At least two SPLA soldiers were reportedly killed and 10 others wounded in clashes with the SPLA-IO rebels in Manyo County Upper Nile state Friday evening.
Manyo County commissioner Rajab Deng told Radio Tamazuj that the clashes erupted at Daba area of the Upper Nile panhandle on Friday and continued for several hours.
He said government troops managed to defeat the rebels and seize vehicles and military equipment.
The official said that two SPLA soldiers were killed and 10 others sustained injuries during the clashes.
The commissioner of Pariang County in South Sudan’s Unity state accused SPLA-In Opposition rebels loyal to former Vice President Riek Machar of attacking their positions at Lalop and Khatel-Nar areas.
Machar still getting arms from Sudan?
The attack comes amid allegations that Machar is getting weapons from Khartoum to oust the government of President Salva Kiir.
Sudan blogger, Eric Reeves, insists Khartoum has continued to support Machar by supplying arms to his fighters throughout Upper Nile, where fighting is most intense and most consequential.
“Notably, more than a dozen fixed-wing cargo flights have been observed landing at Mendeng village, some ten miles southeast of Nasir (08° 32′ 00″ N / 033° 07′ 00″ E).

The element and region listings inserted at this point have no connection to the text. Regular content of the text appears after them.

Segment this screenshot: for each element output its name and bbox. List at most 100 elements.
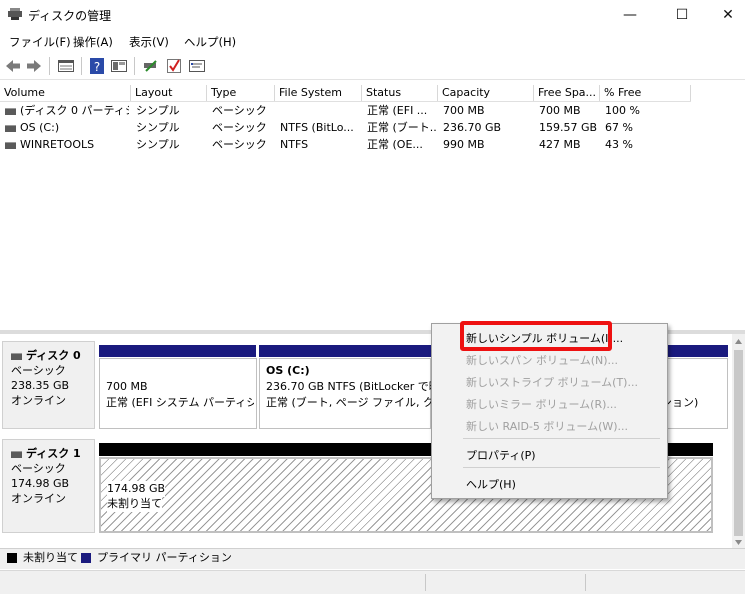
partition-bar-recovery xyxy=(666,345,728,357)
maximize-button[interactable]: ☐ xyxy=(659,0,705,30)
free-cell: 159.57 GB xyxy=(539,121,598,134)
scroll-down-icon[interactable] xyxy=(734,538,743,547)
disk-state: オンライン xyxy=(11,492,66,505)
menu-separator xyxy=(463,438,660,439)
disk-state: オンライン xyxy=(11,394,66,407)
disk-name: ディスク 0 xyxy=(26,349,81,362)
disk-size: 238.35 GB xyxy=(11,379,70,392)
column-file-system[interactable]: File System xyxy=(275,85,362,101)
legend-label-unallocated: 未割り当て xyxy=(23,551,78,564)
capacity-cell: 990 MB xyxy=(443,138,485,151)
toolbar-separator xyxy=(134,57,135,75)
legend-swatch-unallocated xyxy=(7,553,17,563)
volume-cell: OS (C:) xyxy=(5,120,129,136)
connect-icon[interactable] xyxy=(142,57,160,75)
unallocated-label: 未割り当て xyxy=(107,496,162,512)
status-divider xyxy=(585,574,586,591)
disk-kind: ベーシック xyxy=(11,462,66,475)
svg-text:?: ? xyxy=(94,60,100,74)
drive-icon xyxy=(5,141,16,149)
disk-icon xyxy=(11,352,22,360)
disk-icon xyxy=(11,450,22,458)
menu-view[interactable]: 表示(V) xyxy=(129,34,169,50)
capacity-cell: 236.70 GB xyxy=(443,121,502,134)
free-cell: 427 MB xyxy=(539,138,581,151)
disk-0-label[interactable]: ディスク 0 ベーシック 238.35 GB オンライン xyxy=(2,341,95,429)
menu-action[interactable]: 操作(A) xyxy=(73,34,113,50)
status-cell: 正常 (OE... xyxy=(367,138,423,151)
layout-cell: シンプル xyxy=(136,121,180,134)
partition-os-c[interactable]: OS (C:) 236.70 GB NTFS (BitLocker で暗号化) … xyxy=(259,358,431,429)
volume-cell: WINRETOOLS xyxy=(5,137,129,153)
column-layout[interactable]: Layout xyxy=(131,85,207,101)
volume-cell: (ディスク 0 パーティシ... xyxy=(5,103,129,119)
disk-list-icon[interactable] xyxy=(57,57,75,75)
column-type[interactable]: Type xyxy=(207,85,275,101)
partition-recovery[interactable]: ション) xyxy=(661,358,728,429)
disk-size: 174.98 GB xyxy=(11,477,70,490)
drive-icon xyxy=(5,124,16,132)
partition-title: OS (C:) xyxy=(266,364,310,377)
type-cell: ベーシック xyxy=(212,104,267,117)
layout-cell: シンプル xyxy=(136,138,180,151)
scrollbar-thumb[interactable] xyxy=(734,350,743,536)
header-divider xyxy=(0,101,691,102)
column-percent-free[interactable]: % Free xyxy=(600,85,691,101)
forward-icon[interactable] xyxy=(25,57,43,75)
menu-help-item[interactable]: ヘルプ(H) xyxy=(466,476,516,492)
pct-cell: 100 % xyxy=(605,104,640,117)
toolbar-separator xyxy=(49,57,50,75)
partition-efi[interactable]: 700 MB 正常 (EFI システム パーティション) xyxy=(99,358,257,429)
menu-help[interactable]: ヘルプ(H) xyxy=(184,34,236,50)
partition-status: 正常 (ブート, ページ ファイル, クラッシュ ダンプ xyxy=(266,396,431,409)
close-button[interactable]: ✕ xyxy=(705,0,745,30)
fs-cell: NTFS (BitLo... xyxy=(280,121,354,134)
type-cell: ベーシック xyxy=(212,121,267,134)
menu-new-striped-volume: 新しいストライプ ボリューム(T)... xyxy=(466,376,638,389)
menu-new-raid5-volume: 新しい RAID-5 ボリューム(W)... xyxy=(466,420,629,433)
window-title: ディスクの管理 xyxy=(28,9,112,23)
status-cell: 正常 (EFI ... xyxy=(367,104,428,117)
menu-new-spanned-volume: 新しいスパン ボリューム(N)... xyxy=(466,354,619,367)
unallocated-size: 174.98 GB xyxy=(107,481,166,497)
fs-cell: NTFS xyxy=(280,138,309,151)
partition-bar-os xyxy=(259,345,431,357)
column-volume[interactable]: Volume xyxy=(0,85,131,101)
toolbar-separator xyxy=(81,57,82,75)
type-cell: ベーシック xyxy=(212,138,267,151)
status-divider xyxy=(425,574,426,591)
capacity-cell: 700 MB xyxy=(443,104,485,117)
menu-properties[interactable]: プロパティ(P) xyxy=(466,447,536,463)
disk-kind: ベーシック xyxy=(11,364,66,377)
highlight-box xyxy=(460,321,612,351)
check-icon[interactable] xyxy=(165,57,183,75)
free-cell: 700 MB xyxy=(539,104,581,117)
properties-icon[interactable] xyxy=(188,57,206,75)
minimize-button[interactable]: — xyxy=(607,0,653,30)
legend-swatch-primary xyxy=(81,553,91,563)
help-icon[interactable]: ? xyxy=(88,57,106,75)
disk-view-icon[interactable] xyxy=(110,57,128,75)
column-status[interactable]: Status xyxy=(362,85,438,101)
scroll-up-icon[interactable] xyxy=(734,337,743,346)
status-cell: 正常 (ブート... xyxy=(367,121,437,134)
column-capacity[interactable]: Capacity xyxy=(438,85,534,101)
menu-new-mirrored-volume: 新しいミラー ボリューム(R)... xyxy=(466,398,617,411)
menu-separator xyxy=(463,467,660,468)
legend-label-primary: プライマリ パーティション xyxy=(97,551,232,564)
partition-size: 236.70 GB NTFS (BitLocker で暗号化) xyxy=(266,380,431,393)
disk-1-label[interactable]: ディスク 1 ベーシック 174.98 GB オンライン xyxy=(2,439,95,533)
partition-status: 正常 (EFI システム パーティション) xyxy=(106,396,254,409)
back-icon[interactable] xyxy=(4,57,22,75)
pct-cell: 43 % xyxy=(605,138,633,151)
layout-cell: シンプル xyxy=(136,104,180,117)
menu-file[interactable]: ファイル(F) xyxy=(9,34,71,50)
status-bar xyxy=(0,570,745,594)
drive-icon xyxy=(5,107,16,115)
disk-name: ディスク 1 xyxy=(26,447,81,460)
column-free-space[interactable]: Free Spa... xyxy=(534,85,600,101)
pct-cell: 67 % xyxy=(605,121,633,134)
partition-bar-efi xyxy=(99,345,256,357)
partition-size: 700 MB xyxy=(106,380,148,393)
disk-management-app-icon xyxy=(8,8,22,20)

Notable also is the proximity of Mendeng to a dry season road that is listed by the UN as suitable for small trucks (up to 10 metric tons); as the road reaches Dome to the northwest (on the way to Malakal) the road becomes suitable for trucks of over 10 MT,” writes Reeves.
Quoting a “Dispatch from the Field” by Conflict Armament Research (June 2015) | “Weapons and Ammunition Airdropped to SPLA-in Opposition Forces in South Sudan”, Reeves says the weapons and ammunition documented display clear evidence of damage sustained during airdrops to SPLA-iO units, which reportedly took place in September–October 2014.
“Furthermore, the materiel is identical to previously documented arms and ammunition airdropped by Sudan to rebels in South Sudan in 2012, which provides strong indication of new, direct supplies from Sudan to SPLA-iO operations.”
“As an already desperate Khartoum regime finds itself facing the prospect of losing oil transit fees for the oil moving from Upper Nile to Port Sudan for export, it will be forced to make critical decisions about how to respond militarily; it simply cannot afford to lose this key source of foreign exchange currency. Heavy military re-supplying of the SPLA/iO in Upper Nile is an ominous sign.”